The Chapter’s MS advocates were instrumental in raising awareness of this issue by sharing personal stories about the impact of this issue. Advocates argued that vehicle adaptive devices such as wheelchair lifts, hand and arm controls, and special seating should not add value – and taxes – to vehicle registrations.
Wyoming has one of the highest prevalence of this disease in the nation with one of every 450 people living with MS compared to one of every 750 people living with MS nationally. MS affects the central nervous system by disrupting the flow of information from the brain to the body and can rob people of movement. MS symptoms vary depending on where the central nervous system is affected and may present in the form of fatigue, vertigo, balance and gait issues and visual impairment. This disease usually strikes people ages 20 – 50 in the prime of life and least two to three times more women than men are diagnosed with the disease.

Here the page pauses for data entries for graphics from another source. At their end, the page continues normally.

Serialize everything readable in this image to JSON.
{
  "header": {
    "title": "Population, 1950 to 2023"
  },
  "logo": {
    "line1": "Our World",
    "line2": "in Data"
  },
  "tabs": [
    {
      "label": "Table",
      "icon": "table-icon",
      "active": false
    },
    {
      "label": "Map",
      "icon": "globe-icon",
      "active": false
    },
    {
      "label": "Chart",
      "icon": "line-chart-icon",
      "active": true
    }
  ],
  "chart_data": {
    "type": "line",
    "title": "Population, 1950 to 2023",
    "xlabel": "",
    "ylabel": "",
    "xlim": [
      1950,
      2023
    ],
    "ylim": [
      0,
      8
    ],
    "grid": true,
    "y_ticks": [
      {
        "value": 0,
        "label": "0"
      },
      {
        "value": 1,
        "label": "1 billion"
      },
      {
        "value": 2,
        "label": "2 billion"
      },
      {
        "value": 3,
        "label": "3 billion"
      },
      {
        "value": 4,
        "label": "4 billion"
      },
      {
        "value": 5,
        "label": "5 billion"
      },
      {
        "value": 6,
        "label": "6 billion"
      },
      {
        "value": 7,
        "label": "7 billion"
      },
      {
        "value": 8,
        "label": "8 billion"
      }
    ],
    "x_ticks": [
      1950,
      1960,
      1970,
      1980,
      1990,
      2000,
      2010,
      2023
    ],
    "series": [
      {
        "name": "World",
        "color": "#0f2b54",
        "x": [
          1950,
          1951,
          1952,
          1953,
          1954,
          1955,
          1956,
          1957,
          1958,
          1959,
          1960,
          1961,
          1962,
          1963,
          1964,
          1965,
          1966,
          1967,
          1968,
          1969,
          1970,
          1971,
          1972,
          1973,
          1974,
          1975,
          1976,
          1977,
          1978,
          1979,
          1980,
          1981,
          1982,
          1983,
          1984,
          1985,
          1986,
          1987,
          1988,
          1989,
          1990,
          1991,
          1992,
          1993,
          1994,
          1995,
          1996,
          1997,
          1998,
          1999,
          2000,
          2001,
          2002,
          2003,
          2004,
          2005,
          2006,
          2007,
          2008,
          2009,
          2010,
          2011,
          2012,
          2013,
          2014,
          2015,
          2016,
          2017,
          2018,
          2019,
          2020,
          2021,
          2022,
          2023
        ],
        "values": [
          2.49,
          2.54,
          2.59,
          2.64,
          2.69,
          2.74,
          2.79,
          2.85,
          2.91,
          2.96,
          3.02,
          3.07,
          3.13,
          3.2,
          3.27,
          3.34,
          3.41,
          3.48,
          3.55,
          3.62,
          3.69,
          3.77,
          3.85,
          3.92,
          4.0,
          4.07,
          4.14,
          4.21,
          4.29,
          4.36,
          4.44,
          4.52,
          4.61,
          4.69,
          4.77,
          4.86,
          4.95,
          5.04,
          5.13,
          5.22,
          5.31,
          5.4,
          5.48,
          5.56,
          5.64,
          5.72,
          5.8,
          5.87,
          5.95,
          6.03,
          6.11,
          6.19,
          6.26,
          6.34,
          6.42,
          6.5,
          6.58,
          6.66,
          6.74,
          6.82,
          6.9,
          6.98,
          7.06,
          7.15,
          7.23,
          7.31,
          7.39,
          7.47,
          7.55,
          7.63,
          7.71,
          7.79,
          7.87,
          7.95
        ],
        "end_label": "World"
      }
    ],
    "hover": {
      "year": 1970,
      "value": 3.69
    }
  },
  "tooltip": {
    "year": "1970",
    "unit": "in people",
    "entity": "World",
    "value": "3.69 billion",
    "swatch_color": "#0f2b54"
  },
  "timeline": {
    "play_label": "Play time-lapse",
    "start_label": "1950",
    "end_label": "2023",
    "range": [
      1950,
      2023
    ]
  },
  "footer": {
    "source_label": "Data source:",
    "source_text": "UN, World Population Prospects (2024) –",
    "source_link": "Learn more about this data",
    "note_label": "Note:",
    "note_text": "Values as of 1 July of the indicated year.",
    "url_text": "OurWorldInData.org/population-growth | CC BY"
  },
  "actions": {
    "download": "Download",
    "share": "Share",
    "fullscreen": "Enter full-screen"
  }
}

The Chapter has offices in Cheyenne and Casper that provide programs, education, resources that benefit the more than 1,300 people living with MS in Wyoming.
For more information about MS, visit www.cureMSco-wy.org.
About the Colorado-Wyoming Chapter of the National Multiple Sclerosis (MS) Society
The Colorado-Wyoming Chapter of the National MS Society was founded in 1959 and provides comprehensive programs and advocacy to assist and empower the more than 100,000 individuals residing in Colorado and Wyoming who are affected by MS annually. The Colorado-Wyoming Chapter is also a driving force of research for the prevention, treatment and cure of MS and contributes funds to support 325 National MS Society research projects worldwide – eight of which are located in Colorado. The Chapter has offices in Denver, Fort Collins, Colorado Springs, Grand Junction, Cheyenne and Casper serving the Colorado and Wyoming communities.
About Multiple Sclerosis
Multiple sclerosis, an unpredictable, often disabling disease of the central nervous system, interrupts the flow of information within the brain, and between the brain and body. Symptoms range from numbness and tingling to blindness and paralysis. The progress, severity and specific symptoms of MS in any one person cannot yet be predicted, but advances in research and treatment are moving us closer to a world free of MS. Most people with MS are diagnosed between the ages of 20 and 50, with at least two to three times more women than men being diagnosed with the disease. MS affects more than 2.1 million people worldwide.